Relaxation and anxiolytic properties are attributed to the ability of 5-HTP to elevate CNS serotonin levels (2). 5-HTP was shown to augment neuroendocrine response to an SSRI via increased presynaptic 5HT availability, thus enhancing 5HT release into the synapse (26). It was also proposed to potentially reduce hot flashes in menopausal women with breast cancer or with risk of breast cancer by enhancing serotonin levels (27) , but a clinical study in postmenopausal women found it ineffective (20) .
5-HTP can also increase levels of melatonin, dopamine, and norepinephrine (28) (29), compounds involved in mood and sleep regulation and whose mechanistic pathways may also be stimulated (2). As abnormalities in serotonin and epinephrine pathways have been suspected in fibromyalgia and other chronic diseases (5) (30), this may help to explain preliminary benefits seen with 5-HTP supplementation in other disease states.
Additional studies are needed to further identify the mechanisms and conditions under which 5-HTP may exert positive effects or pose concerns when used, especially with other medications due to its modulatory effects on neurotransmitters.
Animal studies have shown that 5-HTP can be toxic at excessive levels (5), and a few cases of toxicity in humans have been reported (see Adverse Reaction Case Reports). The clinical relevance, however, has yet to be determined.
Patients taking selective serotonin reuptake inhibitors (SSRIs), monoamine oxidase inhibitors (MAOIs), tricyclic antidepressants, or other serotonergic drugs should avoid taking 5-HTP without the supervision of the treating physician due to the theoretical potential for serotonin syndrome or other side effects.
Mania: Following combined use of an MAOI and 5-HTP in a patient without personal or family history of bipolar disorder (34).
Serotonin syndrome: Caused by an interaction between linezolid and 5-HTP (35).
Scleroderma-like illness: Pain, swelling of hands and feet, skin rash, and weight loss in a 70-year-old patient receiving combination therapy with carbidopa and 5-HTP (36).
Eosinophiliamyalgia syndrome and eosinophilia: Linked to a 5-HTP product that contained impurities which was used by a family (32). Symptoms resolved after the product was replaced with one that did not have these impurities.

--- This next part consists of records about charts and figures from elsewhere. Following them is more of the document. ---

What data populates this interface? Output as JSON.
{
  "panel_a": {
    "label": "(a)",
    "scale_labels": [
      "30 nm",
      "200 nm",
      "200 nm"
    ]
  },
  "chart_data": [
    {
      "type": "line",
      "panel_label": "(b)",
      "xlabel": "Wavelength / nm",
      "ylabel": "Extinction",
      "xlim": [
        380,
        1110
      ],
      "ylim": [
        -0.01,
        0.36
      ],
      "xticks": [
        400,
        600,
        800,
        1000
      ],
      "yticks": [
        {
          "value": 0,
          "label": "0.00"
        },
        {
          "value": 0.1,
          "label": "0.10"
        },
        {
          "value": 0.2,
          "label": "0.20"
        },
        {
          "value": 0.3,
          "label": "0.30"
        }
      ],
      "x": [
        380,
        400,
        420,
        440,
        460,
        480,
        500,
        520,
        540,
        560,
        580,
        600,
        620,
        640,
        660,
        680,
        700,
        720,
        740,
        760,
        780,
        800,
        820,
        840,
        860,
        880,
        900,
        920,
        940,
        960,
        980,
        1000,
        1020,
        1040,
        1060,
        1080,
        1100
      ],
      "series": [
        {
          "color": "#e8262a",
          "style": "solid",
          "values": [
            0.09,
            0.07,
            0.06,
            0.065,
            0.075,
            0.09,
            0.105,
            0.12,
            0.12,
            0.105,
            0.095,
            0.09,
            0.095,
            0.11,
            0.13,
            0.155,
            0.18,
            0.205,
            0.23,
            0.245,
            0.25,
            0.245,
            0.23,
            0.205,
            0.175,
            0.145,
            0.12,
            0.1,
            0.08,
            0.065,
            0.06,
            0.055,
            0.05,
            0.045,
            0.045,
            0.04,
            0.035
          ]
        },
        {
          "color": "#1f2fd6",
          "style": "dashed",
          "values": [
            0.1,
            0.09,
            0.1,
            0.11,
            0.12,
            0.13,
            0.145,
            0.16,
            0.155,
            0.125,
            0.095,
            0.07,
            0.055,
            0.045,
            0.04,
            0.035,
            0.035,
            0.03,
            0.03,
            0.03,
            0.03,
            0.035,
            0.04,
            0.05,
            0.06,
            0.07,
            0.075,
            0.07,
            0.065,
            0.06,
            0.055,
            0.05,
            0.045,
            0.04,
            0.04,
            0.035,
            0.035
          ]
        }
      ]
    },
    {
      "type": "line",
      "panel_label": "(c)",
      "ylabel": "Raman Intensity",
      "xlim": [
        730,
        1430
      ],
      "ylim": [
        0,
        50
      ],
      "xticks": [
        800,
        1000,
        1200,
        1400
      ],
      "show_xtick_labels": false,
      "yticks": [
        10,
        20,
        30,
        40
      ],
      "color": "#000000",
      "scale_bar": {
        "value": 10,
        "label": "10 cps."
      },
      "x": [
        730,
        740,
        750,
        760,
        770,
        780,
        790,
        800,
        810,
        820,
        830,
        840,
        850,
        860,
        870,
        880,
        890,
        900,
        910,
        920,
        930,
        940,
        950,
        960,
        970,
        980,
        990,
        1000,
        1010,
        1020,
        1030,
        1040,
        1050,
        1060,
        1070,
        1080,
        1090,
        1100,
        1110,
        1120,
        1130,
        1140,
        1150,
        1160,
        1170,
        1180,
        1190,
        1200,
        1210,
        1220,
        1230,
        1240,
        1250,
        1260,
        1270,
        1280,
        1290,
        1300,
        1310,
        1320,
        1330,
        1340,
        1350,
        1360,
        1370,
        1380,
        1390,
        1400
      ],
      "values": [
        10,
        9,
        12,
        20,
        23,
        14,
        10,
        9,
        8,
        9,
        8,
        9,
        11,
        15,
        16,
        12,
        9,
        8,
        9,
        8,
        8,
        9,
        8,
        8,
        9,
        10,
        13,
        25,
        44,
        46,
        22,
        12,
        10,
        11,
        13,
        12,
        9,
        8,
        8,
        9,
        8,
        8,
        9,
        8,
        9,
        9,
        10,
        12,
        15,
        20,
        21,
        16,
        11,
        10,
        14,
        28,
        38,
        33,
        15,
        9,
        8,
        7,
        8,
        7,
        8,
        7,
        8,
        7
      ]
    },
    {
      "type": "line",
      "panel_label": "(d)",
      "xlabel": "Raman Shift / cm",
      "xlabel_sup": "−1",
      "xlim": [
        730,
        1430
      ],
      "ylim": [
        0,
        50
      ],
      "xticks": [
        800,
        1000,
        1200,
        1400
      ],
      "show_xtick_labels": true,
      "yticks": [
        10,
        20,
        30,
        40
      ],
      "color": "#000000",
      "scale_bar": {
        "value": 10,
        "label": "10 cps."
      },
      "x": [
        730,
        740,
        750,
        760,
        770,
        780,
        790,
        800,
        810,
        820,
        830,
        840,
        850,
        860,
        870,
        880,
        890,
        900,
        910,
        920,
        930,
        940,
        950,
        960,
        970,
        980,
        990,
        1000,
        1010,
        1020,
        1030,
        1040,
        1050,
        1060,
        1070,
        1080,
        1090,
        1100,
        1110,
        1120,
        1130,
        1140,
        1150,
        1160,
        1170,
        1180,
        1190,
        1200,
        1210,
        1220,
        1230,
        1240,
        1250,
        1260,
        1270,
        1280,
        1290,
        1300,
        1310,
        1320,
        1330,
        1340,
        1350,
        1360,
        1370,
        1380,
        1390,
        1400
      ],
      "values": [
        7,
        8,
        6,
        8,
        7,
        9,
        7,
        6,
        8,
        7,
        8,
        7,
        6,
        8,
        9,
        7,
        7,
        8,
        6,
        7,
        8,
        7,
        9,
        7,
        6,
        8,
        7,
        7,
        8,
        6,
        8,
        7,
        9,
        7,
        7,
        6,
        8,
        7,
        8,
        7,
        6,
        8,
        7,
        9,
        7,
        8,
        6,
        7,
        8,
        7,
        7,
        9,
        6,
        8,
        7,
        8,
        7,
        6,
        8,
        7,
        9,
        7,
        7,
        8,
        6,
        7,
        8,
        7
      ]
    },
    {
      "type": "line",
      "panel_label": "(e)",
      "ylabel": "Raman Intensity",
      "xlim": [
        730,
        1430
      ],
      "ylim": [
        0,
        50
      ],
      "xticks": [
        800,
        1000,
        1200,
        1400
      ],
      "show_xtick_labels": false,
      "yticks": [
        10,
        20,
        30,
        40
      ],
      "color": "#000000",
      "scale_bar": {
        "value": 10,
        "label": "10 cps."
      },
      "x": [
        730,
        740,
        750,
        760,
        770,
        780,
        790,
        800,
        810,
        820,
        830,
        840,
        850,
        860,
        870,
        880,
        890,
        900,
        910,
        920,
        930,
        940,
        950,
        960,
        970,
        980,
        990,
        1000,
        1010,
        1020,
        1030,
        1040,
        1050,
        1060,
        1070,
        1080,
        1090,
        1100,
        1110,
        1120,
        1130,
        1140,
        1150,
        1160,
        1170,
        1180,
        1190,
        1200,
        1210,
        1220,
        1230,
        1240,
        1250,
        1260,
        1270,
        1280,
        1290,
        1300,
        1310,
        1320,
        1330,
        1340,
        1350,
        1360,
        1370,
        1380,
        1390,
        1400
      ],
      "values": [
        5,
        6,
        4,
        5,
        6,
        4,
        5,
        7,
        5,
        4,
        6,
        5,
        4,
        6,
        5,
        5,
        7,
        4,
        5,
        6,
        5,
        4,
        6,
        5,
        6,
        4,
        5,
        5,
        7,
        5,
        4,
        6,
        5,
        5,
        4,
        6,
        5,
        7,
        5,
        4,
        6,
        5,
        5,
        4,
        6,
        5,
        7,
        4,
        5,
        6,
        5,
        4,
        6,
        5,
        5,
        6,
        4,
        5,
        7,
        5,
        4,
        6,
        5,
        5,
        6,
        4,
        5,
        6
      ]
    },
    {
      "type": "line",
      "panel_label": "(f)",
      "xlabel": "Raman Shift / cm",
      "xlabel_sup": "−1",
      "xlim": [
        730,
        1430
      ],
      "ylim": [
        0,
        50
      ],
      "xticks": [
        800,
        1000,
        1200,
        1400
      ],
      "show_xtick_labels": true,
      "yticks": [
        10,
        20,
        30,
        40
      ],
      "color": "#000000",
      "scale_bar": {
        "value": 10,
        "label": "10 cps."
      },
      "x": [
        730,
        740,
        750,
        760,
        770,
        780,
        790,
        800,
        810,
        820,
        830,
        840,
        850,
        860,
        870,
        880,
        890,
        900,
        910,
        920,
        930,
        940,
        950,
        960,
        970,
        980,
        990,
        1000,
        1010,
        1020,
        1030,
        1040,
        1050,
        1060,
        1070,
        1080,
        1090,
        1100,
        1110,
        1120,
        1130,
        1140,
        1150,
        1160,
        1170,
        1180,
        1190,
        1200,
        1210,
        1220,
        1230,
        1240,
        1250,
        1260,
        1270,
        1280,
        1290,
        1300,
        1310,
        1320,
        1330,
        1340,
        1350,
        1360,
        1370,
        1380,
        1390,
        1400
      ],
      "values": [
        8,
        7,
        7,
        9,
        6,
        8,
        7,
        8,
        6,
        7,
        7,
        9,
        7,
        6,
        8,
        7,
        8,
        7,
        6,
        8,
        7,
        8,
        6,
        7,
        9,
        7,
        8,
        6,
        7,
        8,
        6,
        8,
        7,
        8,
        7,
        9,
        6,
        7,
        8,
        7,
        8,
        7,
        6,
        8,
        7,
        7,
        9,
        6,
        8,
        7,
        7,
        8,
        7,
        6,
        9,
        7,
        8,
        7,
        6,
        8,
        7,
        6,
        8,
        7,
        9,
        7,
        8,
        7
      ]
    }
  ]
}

- Antidepressants/anxiolytics (tricyclics, MAOIs, and SSRIs): Because 5-HTP can also raise serotonin levels, there is the theoretical potential for increased risk of side effects or toxicities. Larger clinical trials are needed to understand the clinical relevance of these risks.
- Monamine oxdiase inhibitors: Case report of mania following use of an MAOI with 5-HTP in a patient without history of bipolar disorder (34).
- Linezolid (Zyvox, an antibiotic MAOI): Case report of interaction with 5-HTP causing serotonin syndrome (35).
- Carbidopa (Lodosyn, a dopamine promoter): Case of scleroderma-like illness with combination therapy of carbidopa and 5-HTP (36).